Ilustrasi: aktivitas di Sungai Musi, Palembang (palembang.go.id)

PALEMBANG, WongKito.co - Hasil riset SETARA Institute yang merupakan organisasi nonpemerintah yang konsens pada menghormati keberagaman, mengutamakan solidaritas dan menjunjung tinggi martabat manusia merilis laporan Indeks Kota Toleran (IKT) di Indonesia.

SETARA Institute merilis sebanyak 94 kota pada IKT dengan berdasarkan pada riset pengukuran kinerja kota yang meliputi pemerintah kota dan elemen masyarakat dalam mengelola keberagaman, toleransi dan  inklusi sosial. Pengukuran IKT mengombinasikan paradigma hak konstitusional  warga sesuai jaminan konstitusi, hak asasi manusia sesuai standar hukum HAM  internasional dan tata kelola pemerintahan yang inklusif,  hasilnya dipublikasikan pada, Selasa (30/1/2024).

Direktur Eksekutif SETARA Institute, Halili Hasan menjelaskan hasil penelitian menunjukan sebanyak 10 kota dengan tingkat toleransi tertinggi, seperti Singkawang, Bekasi dan Salatiga.

Sedangkan 10 kota dengan IKT terendah diantaranya adalah Sabang, Bandar Lampung dan Palembang, kata dia dalam siaran pers yang diterima, Rabu (31/1/2024).

Menurut dia penelitian dilaksanakan dengan menerapkan konsep toleransi ke dalam sejumlah variabel sistemik kota yang dapat memengaruhi perilaku sosial antar identitas dan entitas warga meliputi empat parameter.

Adapun empat parameter tersebut adalah regulasi pemkot, tindakan aparatur pemkot, prilaku antar entitas termasuk warga dengan warga, pemerintah dengan warga serta relasi sosial dalam heterogenitas demografis warga kota, tambah dia.

Peneliti SETARA Institute, Ikhsan Yosarie menambahkan, temuan terhadap kota dengan skor toleransi tertinggi adalah inovasi dan terobosan yang dilakukan kota-kota, yang pada pokoknya menuju pelembagaan toleransi dan tata kelola pemerintahan inklusif merupakan capaian progresif-kolektif yang menjadi temuan penelitian ini.

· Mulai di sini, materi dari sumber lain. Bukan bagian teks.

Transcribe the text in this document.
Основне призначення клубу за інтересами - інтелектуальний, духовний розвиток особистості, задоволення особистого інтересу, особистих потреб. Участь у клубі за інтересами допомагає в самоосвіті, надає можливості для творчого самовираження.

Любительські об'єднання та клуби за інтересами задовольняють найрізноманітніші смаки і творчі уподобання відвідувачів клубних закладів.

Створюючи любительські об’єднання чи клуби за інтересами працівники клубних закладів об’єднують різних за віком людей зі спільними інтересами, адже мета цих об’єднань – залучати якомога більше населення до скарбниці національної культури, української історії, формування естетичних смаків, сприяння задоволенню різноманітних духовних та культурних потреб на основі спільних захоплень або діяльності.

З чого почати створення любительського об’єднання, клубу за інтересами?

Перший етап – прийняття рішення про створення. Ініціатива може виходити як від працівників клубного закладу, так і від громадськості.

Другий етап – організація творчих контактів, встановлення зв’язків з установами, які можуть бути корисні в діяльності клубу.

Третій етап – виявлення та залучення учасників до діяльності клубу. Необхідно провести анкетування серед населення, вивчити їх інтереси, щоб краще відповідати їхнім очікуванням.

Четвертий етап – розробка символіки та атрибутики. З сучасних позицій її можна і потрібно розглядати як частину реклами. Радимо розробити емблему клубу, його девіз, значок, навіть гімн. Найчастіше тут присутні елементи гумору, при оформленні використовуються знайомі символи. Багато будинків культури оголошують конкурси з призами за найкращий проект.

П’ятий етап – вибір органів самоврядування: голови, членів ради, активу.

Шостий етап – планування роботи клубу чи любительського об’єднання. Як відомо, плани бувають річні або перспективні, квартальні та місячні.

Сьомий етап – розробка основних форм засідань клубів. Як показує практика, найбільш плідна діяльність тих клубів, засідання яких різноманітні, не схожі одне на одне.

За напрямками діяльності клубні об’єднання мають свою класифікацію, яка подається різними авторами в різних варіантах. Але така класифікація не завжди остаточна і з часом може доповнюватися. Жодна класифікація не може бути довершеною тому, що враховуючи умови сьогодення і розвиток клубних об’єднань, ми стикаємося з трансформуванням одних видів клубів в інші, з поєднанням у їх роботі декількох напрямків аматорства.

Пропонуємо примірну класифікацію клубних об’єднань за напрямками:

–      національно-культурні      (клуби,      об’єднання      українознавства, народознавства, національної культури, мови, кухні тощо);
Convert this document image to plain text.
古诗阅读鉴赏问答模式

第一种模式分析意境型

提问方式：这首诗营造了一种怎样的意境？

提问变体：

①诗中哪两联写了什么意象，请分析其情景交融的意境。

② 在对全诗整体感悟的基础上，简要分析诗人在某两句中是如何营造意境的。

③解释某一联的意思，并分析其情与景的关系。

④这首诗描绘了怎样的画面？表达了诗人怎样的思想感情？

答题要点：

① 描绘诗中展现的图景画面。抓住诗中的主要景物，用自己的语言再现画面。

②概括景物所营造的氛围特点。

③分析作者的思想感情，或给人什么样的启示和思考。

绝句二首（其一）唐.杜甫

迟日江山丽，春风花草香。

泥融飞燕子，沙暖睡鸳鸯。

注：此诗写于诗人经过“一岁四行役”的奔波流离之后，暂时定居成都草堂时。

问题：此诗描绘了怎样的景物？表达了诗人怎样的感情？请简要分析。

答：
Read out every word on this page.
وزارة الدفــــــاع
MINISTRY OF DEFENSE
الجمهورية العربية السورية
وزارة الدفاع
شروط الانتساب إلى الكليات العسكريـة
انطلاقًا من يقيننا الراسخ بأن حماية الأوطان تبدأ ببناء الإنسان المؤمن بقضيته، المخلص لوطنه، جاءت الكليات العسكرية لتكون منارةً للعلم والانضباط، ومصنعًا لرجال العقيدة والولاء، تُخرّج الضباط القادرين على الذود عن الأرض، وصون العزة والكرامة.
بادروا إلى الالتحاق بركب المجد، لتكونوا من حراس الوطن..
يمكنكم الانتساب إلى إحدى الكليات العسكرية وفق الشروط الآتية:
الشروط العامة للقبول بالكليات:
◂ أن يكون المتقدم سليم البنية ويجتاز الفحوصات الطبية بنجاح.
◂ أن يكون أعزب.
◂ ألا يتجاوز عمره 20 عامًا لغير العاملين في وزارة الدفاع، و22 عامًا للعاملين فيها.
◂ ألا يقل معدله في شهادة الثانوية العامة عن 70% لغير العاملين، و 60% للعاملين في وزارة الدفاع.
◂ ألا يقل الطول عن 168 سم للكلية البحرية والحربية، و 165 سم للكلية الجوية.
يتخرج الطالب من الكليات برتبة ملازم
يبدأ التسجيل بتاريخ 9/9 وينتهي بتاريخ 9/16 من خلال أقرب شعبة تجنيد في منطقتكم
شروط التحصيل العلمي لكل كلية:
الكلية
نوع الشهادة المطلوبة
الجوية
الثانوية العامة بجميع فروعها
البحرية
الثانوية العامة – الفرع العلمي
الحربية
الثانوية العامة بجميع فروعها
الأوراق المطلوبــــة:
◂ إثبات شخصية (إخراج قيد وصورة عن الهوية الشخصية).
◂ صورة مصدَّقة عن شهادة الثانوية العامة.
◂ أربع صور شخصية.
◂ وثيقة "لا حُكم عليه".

Tahun 2023 menjadi tahun dimana kota-kota memastikan pelembagaan pemajuan toleransi ke dalam bentuk produk hukum daerah. Visi toleransi yang sebelumnya berada pada level narasi dan program insidental, di tahun 2023 telah bertransformasi menjadi kebijakan dan program sistemik yang dituangkan dalam peraturan daerah, peraturan walikota dan program-program strategis berkelanjutan.

Capaian pada 10 kota teratas adalah dampak keterpenuhan tiga aspek kepemimpinan yang dibutuhkan dalam memperkuat ekosistem toleransi di sebuah kota: kepemimpinan kemasyarakatan (societal leadership),  kepemimpinan politik (political leadership) dan kepemimpinan birokrasi (bureaucratic leadership).

Sedangkan temuan pada kota dengan skor toleransi terendah, terdapat temuan positif bahwa kota-kota pada peringkat 10 terbawah ini telah melakukan berbagai upaya untuk membenahi diri, mulai membangun ekosistem 
toleransi terutama melalui perluasan partisipasi dan peran yang diambil elemen masyarakat.

Hal tersebut terpotret melalui temuan rata-rata skor pada 10 kota terbawah yang mengalami kenaikan dibanding tahun sebelumnya.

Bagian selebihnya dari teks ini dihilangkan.